Thursday, June 01, 2006

Why don't they use an algorithm?

In agonizing over whether reader click and picks should influence story placement, MSM is ignoring the example of other entities which must rank the content presented to viewers. First of all, MSMers need to think about the possibility that each viewer will get an individualized helping of the stories from their "brand" of newspaper and get over their total devotion to a single "look and feel" for the "Front Page" of their compilations of news stories. Secondly, they need to develop algorithms and "robots" or "agents" in the way that Amazon and some newsfeed operations are doing. Basically, the reader wants to get news that ties into their particular interests and they would like a way to customize their news reading for that. I believe that most people would like to have some stories presented to them based on other factors, such as what is read by most other readers, what opinion leaders are reading, or like blogs do, what someone with a point of view is recommending.

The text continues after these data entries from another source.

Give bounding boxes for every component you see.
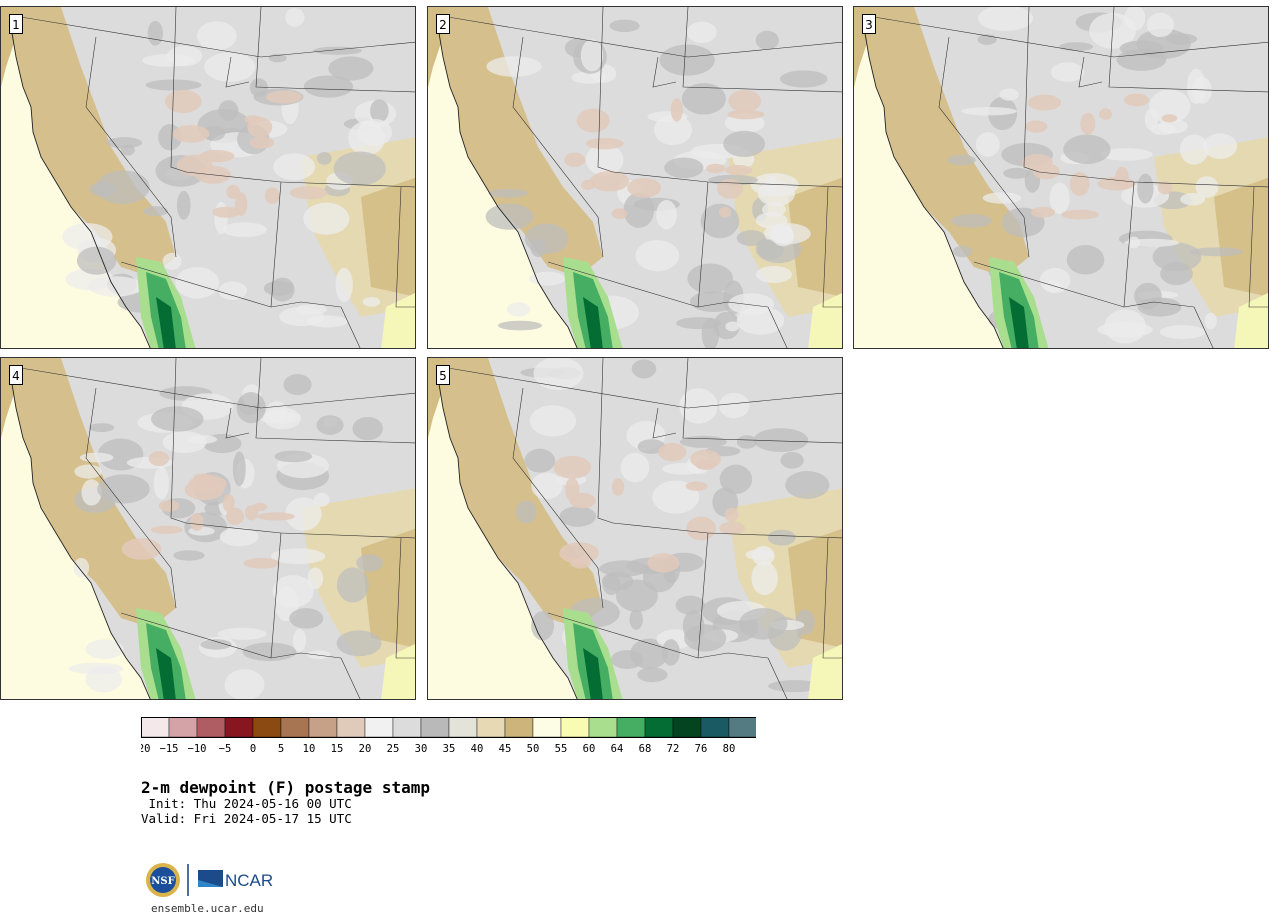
colorbar-tick-label: −15 [160,743,179,755]
colorbar-tick-label: 50 [527,743,540,755]
colorbar-swatch [476,717,506,738]
colorbar-tick-label: 35 [443,743,456,755]
colorbar-swatch [280,717,310,738]
colorbar-tick-label: 20 [359,743,372,755]
ncar-logo-text: NCAR [225,871,273,890]
colorbar-swatch [336,717,366,738]
nsf-logo-text: NSF [151,876,174,887]
colorbar-swatch [252,717,282,738]
colorbar-tick-label: 10 [303,743,316,755]
member-panel-3: 3 [853,6,1269,349]
colorbar-tick-label: 40 [471,743,484,755]
colorbar-tick-label: 72 [667,743,680,755]
colorbar-swatch [364,717,394,738]
valid-time: Valid: Fri 2024-05-17 15 UTC [141,811,352,826]
member-label: 4 [9,365,23,385]
init-time: Init: Thu 2024-05-16 00 UTC [141,796,352,811]
member-panel-1: 1 [0,6,416,349]
colorbar-swatch [700,717,730,738]
colorbar-swatch [588,717,618,738]
colorbar-swatch [141,717,170,738]
colorbar-tick-label: 30 [415,743,428,755]
colorbar-tick-label: 0 [250,743,256,755]
colorbar-tick-label: −5 [219,743,232,755]
colorbar-swatch [308,717,338,738]
colorbar-swatch [392,717,422,738]
colorbar-swatch [728,717,756,738]
colorbar-tick-label: 15 [331,743,344,755]
colorbar-tick-label: 80 [723,743,736,755]
map-1 [1,7,415,348]
colorbar-tick-label: 55 [555,743,568,755]
colorbar: −20 −15 −10 −5 0 5 10 15 20 25 30 35 40 45 50 55 60 64 68 7… [141,717,756,755]
colorbar-tick-label: −20 [141,743,150,755]
colorbar-tick-label: 64 [611,743,624,755]
colorbar-swatch [168,717,198,738]
website-url: ensemble.ucar.edu [151,902,264,915]
colorbar-tick-label: 68 [639,743,652,755]
member-label: 1 [9,14,23,34]
colorbar-swatch [532,717,562,738]
map-3 [854,7,1268,348]
map-2 [428,7,842,348]
member-label: 5 [436,365,450,385]
colorbar-swatch [616,717,646,738]
colorbar-swatch [504,717,534,738]
ncar-logo-icon: NCAR [198,870,273,890]
member-label: 3 [862,14,876,34]
colorbar-swatch [672,717,702,738]
colorbar-tick-label: 60 [583,743,596,755]
colorbar-tick-label: 76 [695,743,708,755]
member-panel-4: 4 [0,357,416,700]
nsf-logo-icon: NSF [146,863,180,897]
map-4 [1,358,415,699]
colorbar-swatch [224,717,254,738]
product-title: 2-m dewpoint (F) postage stamp [141,778,430,797]
colorbar-tick-label: 25 [387,743,400,755]
colorbar-tick-label: 45 [499,743,512,755]
member-panel-2: 2 [427,6,843,349]
member-panel-5: 5 [427,357,843,700]
colorbar-swatch [560,717,590,738]
member-label: 2 [436,14,450,34]
colorbar-swatch [448,717,478,738]
colorbar-tick-label: 5 [278,743,284,755]
colorbar-swatch [420,717,450,738]
nsf-ncar-logo: NSF NCAR [146,863,273,897]
colorbar-swatch [644,717,674,738]
map-5 [428,358,842,699]
colorbar-swatch [196,717,226,738]
colorbar-tick-label: −10 [188,743,207,755]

There are services that are working to incorporate what you look at with what your social network folks look at, but they haven't gotten to tipping point yet.American Journalism Review: "Los Angeles Times Washington Bureau Chief Doyle McManus cites a November 30 story by then-Times defense correspondent Mark Mazzetti about the U.S. military planting stories in the Iraqi media. The scoop by Mazzetti (who has since joined the New York Times) began as the lead story on the L.A. Times' Web site. But it briefly disappeared and subsequently resurfaced in a less prominent position when it was displaced by a fresher, but routine, wire story about a speech Bush gave that morning on his Iraq war strategy. A news editor in the Washington bureau called latimes.com to complain, but the story never regained its lead status. 'Shrinking our best story of the day to a one-line refer below an [Associated Press] dispatch on a Bush speech..is not optimal,' McManus says."